扉を叩き、部屋に入るなり複雑な顔で「それが答えか・・・・・・」と言われた。
その決断に後悔は無いな? 口では言っていないが、目がそう言っている。
「お婆ちゃんから・・・・・・教わったんです! 解らないからって、苦しいからって、諦めちゃいけないって! 例えそれがどんなに残酷な事でも・・・・・・それを受けてめられる強い人間になれと!」
父さんはこの答えに微笑した。
「やはり適わんな・・・・・・いいだろう。“鍵”を託そう。ついて来なさい」
そう言われ、部屋の奥へ進んだ。

「今ならまだ、戻れる。今一度問う。我が一族に課せられた重責を背負う覚悟はあるか」
天井の絵を指差し、そう言う。
その絵は、天空を貫くほどの長さを持った柱。そして、剣を口にくわえた、翼の生えた蛇が、その柱に巻きついている。そんな絵だ。

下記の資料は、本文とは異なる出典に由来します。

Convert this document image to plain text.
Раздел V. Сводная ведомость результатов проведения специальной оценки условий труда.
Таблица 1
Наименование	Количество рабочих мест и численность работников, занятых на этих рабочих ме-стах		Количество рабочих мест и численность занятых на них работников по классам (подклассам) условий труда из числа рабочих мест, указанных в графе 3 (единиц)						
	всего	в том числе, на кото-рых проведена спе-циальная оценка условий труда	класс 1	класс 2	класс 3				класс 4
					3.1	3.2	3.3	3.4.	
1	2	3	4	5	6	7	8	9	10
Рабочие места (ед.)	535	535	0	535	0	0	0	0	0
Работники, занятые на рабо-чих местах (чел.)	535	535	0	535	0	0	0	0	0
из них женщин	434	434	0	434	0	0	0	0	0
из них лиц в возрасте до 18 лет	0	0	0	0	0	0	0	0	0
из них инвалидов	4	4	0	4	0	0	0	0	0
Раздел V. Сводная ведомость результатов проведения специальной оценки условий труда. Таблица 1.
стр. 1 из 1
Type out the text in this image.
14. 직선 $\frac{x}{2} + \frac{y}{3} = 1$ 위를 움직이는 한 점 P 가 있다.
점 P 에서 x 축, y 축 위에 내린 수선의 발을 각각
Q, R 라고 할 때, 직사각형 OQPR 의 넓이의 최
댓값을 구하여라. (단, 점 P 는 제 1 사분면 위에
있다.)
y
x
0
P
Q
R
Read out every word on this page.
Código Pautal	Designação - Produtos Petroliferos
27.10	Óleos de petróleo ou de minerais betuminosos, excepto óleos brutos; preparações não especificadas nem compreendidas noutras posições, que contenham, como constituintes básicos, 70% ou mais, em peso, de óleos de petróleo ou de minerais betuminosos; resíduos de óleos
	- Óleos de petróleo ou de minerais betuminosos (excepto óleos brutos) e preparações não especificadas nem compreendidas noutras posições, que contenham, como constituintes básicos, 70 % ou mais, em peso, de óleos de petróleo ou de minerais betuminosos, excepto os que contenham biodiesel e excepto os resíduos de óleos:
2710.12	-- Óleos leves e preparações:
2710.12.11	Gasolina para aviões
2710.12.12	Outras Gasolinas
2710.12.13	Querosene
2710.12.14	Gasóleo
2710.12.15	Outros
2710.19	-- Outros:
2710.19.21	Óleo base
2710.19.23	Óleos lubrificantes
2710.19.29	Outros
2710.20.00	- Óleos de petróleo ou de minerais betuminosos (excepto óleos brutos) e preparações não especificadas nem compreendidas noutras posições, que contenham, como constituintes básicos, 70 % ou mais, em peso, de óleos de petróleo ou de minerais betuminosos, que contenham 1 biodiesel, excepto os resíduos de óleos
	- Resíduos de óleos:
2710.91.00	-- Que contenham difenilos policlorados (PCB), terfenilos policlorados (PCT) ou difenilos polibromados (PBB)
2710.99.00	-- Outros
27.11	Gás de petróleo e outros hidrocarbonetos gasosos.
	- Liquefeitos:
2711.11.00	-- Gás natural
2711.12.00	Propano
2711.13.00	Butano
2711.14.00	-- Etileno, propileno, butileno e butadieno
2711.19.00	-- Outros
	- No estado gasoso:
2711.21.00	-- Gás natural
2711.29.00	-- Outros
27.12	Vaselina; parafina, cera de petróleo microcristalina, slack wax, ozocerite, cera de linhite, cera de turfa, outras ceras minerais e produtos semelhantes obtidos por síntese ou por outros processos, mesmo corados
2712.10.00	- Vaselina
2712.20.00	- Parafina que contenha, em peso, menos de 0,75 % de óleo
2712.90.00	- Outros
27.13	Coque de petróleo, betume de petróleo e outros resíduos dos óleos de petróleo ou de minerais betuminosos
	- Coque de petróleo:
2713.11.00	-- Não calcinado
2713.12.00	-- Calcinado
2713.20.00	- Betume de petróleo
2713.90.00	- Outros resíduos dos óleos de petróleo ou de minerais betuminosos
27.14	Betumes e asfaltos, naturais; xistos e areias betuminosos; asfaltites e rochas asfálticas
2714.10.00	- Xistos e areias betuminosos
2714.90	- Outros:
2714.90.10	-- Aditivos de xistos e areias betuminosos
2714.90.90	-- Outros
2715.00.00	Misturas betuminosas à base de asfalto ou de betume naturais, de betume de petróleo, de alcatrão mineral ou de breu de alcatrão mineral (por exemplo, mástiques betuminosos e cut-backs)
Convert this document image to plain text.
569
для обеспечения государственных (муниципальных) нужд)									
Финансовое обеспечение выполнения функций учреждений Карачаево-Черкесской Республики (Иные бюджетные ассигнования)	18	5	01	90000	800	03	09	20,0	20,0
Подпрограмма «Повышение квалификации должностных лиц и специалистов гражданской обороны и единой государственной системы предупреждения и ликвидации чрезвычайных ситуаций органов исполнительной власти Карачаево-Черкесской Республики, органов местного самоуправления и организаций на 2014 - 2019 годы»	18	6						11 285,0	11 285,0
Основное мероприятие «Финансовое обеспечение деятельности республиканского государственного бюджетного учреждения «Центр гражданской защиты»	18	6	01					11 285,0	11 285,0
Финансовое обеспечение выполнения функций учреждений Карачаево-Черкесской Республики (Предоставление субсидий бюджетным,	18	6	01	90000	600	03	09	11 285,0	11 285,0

「これが我が一族の家紋――これを背負う、その覚悟を問う・・・・・・とはいっても、その目が揺らぐ事はない・・・・・・か。いいだろう。その背中に“星の世界へ手を伸ばす柱”、“可能性の剣”、“希望の翼”、そして“意思と言う名の蛇”を刻もう」
背中を出しなさいと付け加え、父さんが何かを探し始める。
言われた通りに背中を出し、その間に見つけたのかそれを背中に当てた。
背中を押されるような感覚がしたのも一瞬で、痛くも痒くも無い。
「・・・・・・これで、この家の秘密は託した――もし、使うときが来たらあの扉の前で叫べ。“リブート”と。昔の言葉で、再起動を意味する」
僕は頷き、「ありがとうございます」と言ってその部屋から出た。